6. Ad copy generation
If AI is generating your ad variations, you already have what you need: CTR and ROAS.
You've got a clear metric and a growing pile of labeled outcomes. An agent can retrain the model that generates your ad copy against that conversion data, experimenting with the training setup until it gets measurably better at producing copy that converts. The metric is binary: the ad worked or it didn't.
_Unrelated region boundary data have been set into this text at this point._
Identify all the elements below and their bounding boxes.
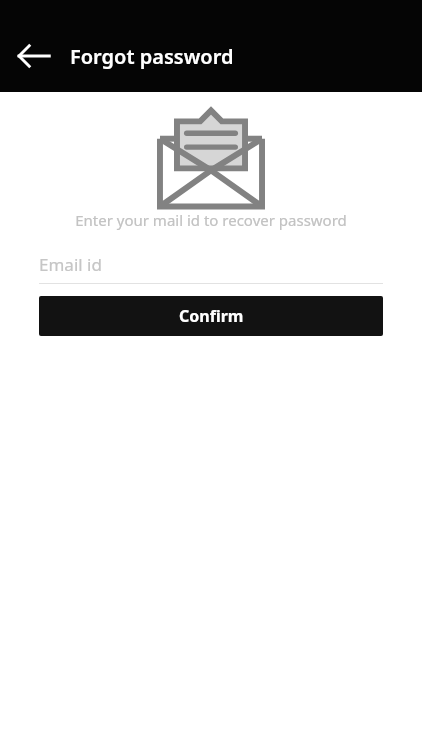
button[interactable]: Email id <box>39 250 383 284</box>
button[interactable]: Back <box>8 30 60 82</box>
button[interactable]: Confirm <box>39 296 383 336</box>
staticText: Confirm <box>179 305 244 327</box>
staticText: Enter your mail id to recover password <box>75 210 347 230</box>
staticText: Email id <box>39 253 102 276</box>
staticText: Forgot password <box>70 43 234 70</box>
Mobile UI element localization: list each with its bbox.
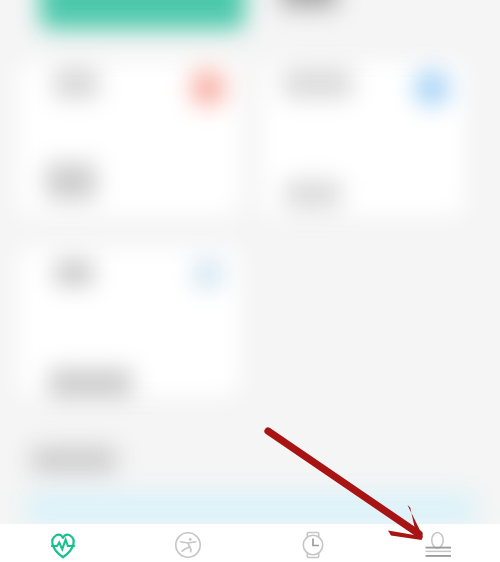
button[interactable]: Exercise xyxy=(125,524,250,562)
button[interactable]: Me xyxy=(375,524,500,562)
button[interactable]: Health xyxy=(0,524,125,562)
button[interactable]: Devices xyxy=(250,524,375,562)
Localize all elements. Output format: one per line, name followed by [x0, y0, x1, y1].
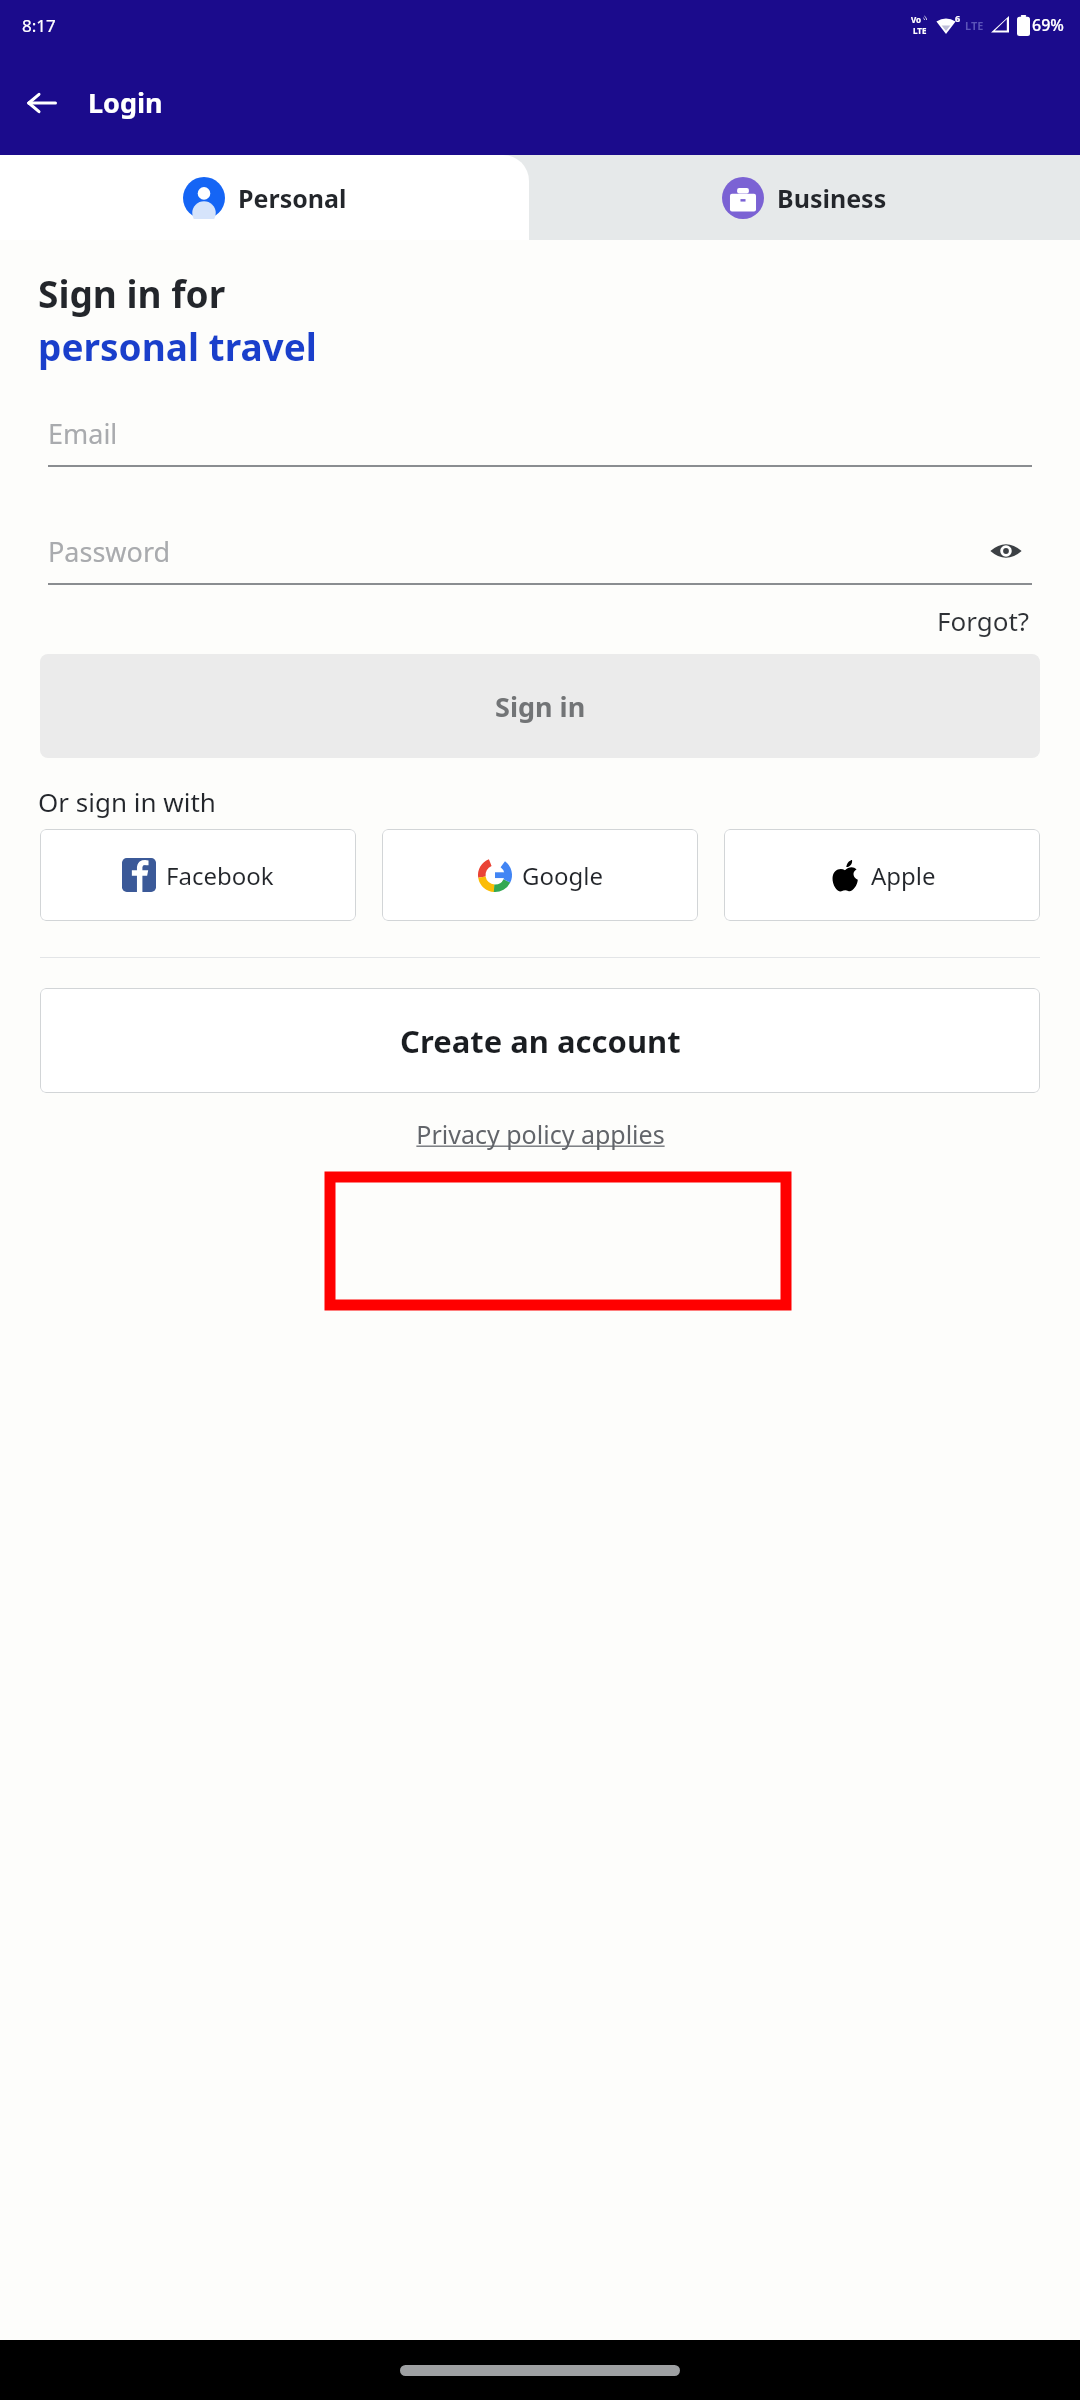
button[interactable]: Apple — [724, 829, 1040, 921]
staticText: 8:17 — [22, 14, 56, 37]
staticText: 6 — [955, 12, 961, 24]
staticText: Apple — [871, 859, 936, 892]
button[interactable]: Personal — [0, 155, 529, 240]
button[interactable]: Show password — [980, 525, 1032, 577]
button[interactable]: Google — [382, 829, 698, 921]
staticText: Forgot? — [937, 603, 1030, 638]
staticText: Personal — [238, 181, 347, 215]
button[interactable]: Privacy policy applies — [408, 1109, 673, 1159]
button[interactable]: Password — [48, 519, 1032, 583]
staticText: Business — [777, 181, 887, 215]
staticText: LTE — [965, 18, 984, 33]
button[interactable]: Back — [14, 75, 70, 131]
staticText: Or sign in with — [38, 784, 216, 819]
staticText: Google — [522, 859, 603, 892]
staticText: Password — [48, 533, 171, 570]
staticText: Privacy policy applies — [416, 1117, 665, 1151]
staticText: Login — [88, 84, 163, 121]
staticText: Sign in for — [38, 268, 226, 318]
staticText: 69% — [1032, 14, 1064, 36]
button[interactable]: Forgot? — [931, 597, 1036, 644]
button[interactable]: Facebook — [40, 829, 356, 921]
button[interactable]: Create an account — [40, 988, 1040, 1093]
staticText: Sign in — [495, 688, 586, 725]
staticText: Create an account — [400, 1020, 681, 1062]
staticText: Facebook — [166, 859, 274, 892]
button[interactable]: Business — [529, 155, 1080, 240]
staticText: Vo — [911, 14, 922, 25]
staticText: LTE — [913, 25, 927, 36]
staticText: Email — [48, 415, 118, 452]
button[interactable]: Email — [48, 401, 1032, 465]
button[interactable]: Sign in — [40, 654, 1040, 758]
staticText: personal travel — [38, 321, 317, 371]
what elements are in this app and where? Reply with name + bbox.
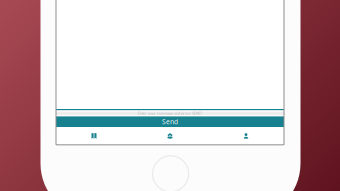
staticText: Send	[162, 117, 178, 126]
button[interactable]: Groups	[132, 127, 208, 145]
staticText: Enter your message and press SEND	[138, 111, 202, 116]
button[interactable]: Journal	[56, 127, 132, 145]
button[interactable]: Send	[56, 116, 284, 127]
button[interactable]: Profile	[208, 127, 284, 145]
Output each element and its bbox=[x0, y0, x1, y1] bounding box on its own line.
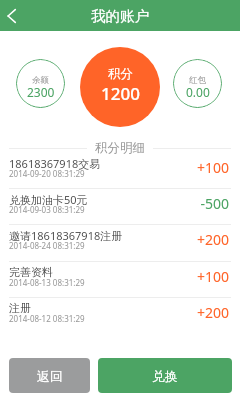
button[interactable]: 余额 bbox=[16, 59, 65, 108]
staticText: 兑换加油卡50元 bbox=[9, 192, 88, 207]
staticText: 2014-08-13 08:31:29 bbox=[9, 277, 85, 288]
button[interactable]: 邀请18618367918注册 bbox=[0, 225, 240, 262]
staticText: 余额 bbox=[32, 75, 49, 86]
staticText: 2014-08-12 08:31:29 bbox=[9, 313, 85, 324]
staticText: 2014-08-24 08:31:29 bbox=[9, 240, 85, 251]
button[interactable]: 积分 bbox=[80, 47, 160, 127]
button[interactable]: 18618367918交易 bbox=[0, 153, 240, 189]
staticText: 0.00 bbox=[186, 84, 210, 100]
button[interactable]: 兑换加油卡50元 bbox=[0, 189, 240, 225]
staticText: 积分 bbox=[108, 66, 133, 82]
staticText: 18618367918交易 bbox=[9, 156, 101, 171]
staticText: 红包 bbox=[189, 75, 206, 86]
staticText: 2014-09-20 08:31:29 bbox=[9, 168, 85, 179]
button[interactable]: 注册 bbox=[0, 298, 240, 334]
staticText: -500 bbox=[200, 194, 229, 213]
staticText: 2300 bbox=[27, 84, 55, 100]
staticText: 完善资料 bbox=[9, 265, 53, 279]
button[interactable]: 返回 bbox=[9, 358, 90, 393]
staticText: +100 bbox=[196, 158, 229, 177]
staticText: 兑换 bbox=[152, 368, 178, 384]
button[interactable]: 兑换 bbox=[98, 358, 232, 393]
button[interactable]: 完善资料 bbox=[0, 262, 240, 298]
staticText: 邀请18618367918注册 bbox=[9, 228, 123, 243]
button[interactable]: Back bbox=[0, 0, 22, 31]
staticText: 返回 bbox=[37, 368, 63, 384]
staticText: 注册 bbox=[9, 301, 31, 315]
staticText: +200 bbox=[196, 230, 229, 249]
staticText: +100 bbox=[196, 267, 229, 286]
button[interactable]: 红包 bbox=[173, 59, 222, 108]
staticText: 1200 bbox=[101, 82, 140, 105]
staticText: 我的账户 bbox=[0, 7, 240, 25]
staticText: 积分明细 bbox=[95, 140, 145, 156]
staticText: 2014-09-03 08:31:29 bbox=[9, 204, 85, 215]
staticText: +200 bbox=[196, 303, 229, 322]
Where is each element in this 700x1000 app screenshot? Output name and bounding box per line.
7. Code review and PR summarization
Dismissed AI suggestions, edited summaries, post-merge bugs from code that passed AI review — these are all labeled outcomes the model behind your code review tool never sees.
Most code review tools don't capture any of it. The model behind the suggestions stays static, calibrated to generic best practices rather than your codebase, your team's standards, or the patterns that have historically broken things.
The feedback loop here is slower (outcomes take days or weeks to materialize). But those dismissed suggestions and post-merge bugs are labeled data. An agent could retrain the model against your team's actual preferences overnight.
8. Churn prediction
A churn model trained last year doesn't know what this year's churn looks like. The customers at risk today behave differently than the ones who left 18 months ago because usage patterns and products have shifted underneath the model.
Every customer who churned (or didn't) after being flagged is a labeled outcome. Without regular retraining, your customer success team ends up chasing the wrong accounts while the actual at-risk customers leave quietly.
Getting this right means earlier warnings. Earlier warnings mean more options: discounts, check-ins, or feature introductions before someone has already decided to go.
The pattern
Every one of these has a model in production, a measurable outcome, and historical data that could be used to retrain it, and nobody has wired the loop together.
Karpathy ran 700 experiments in two days and improved a system he'd been manually tuning for his entire career. The data to do the same thing is sitting in your production logs right now. Businesses that close this loop will have models that keep getting better automatically, while everyone else keeps running whatever they shipped in 2024.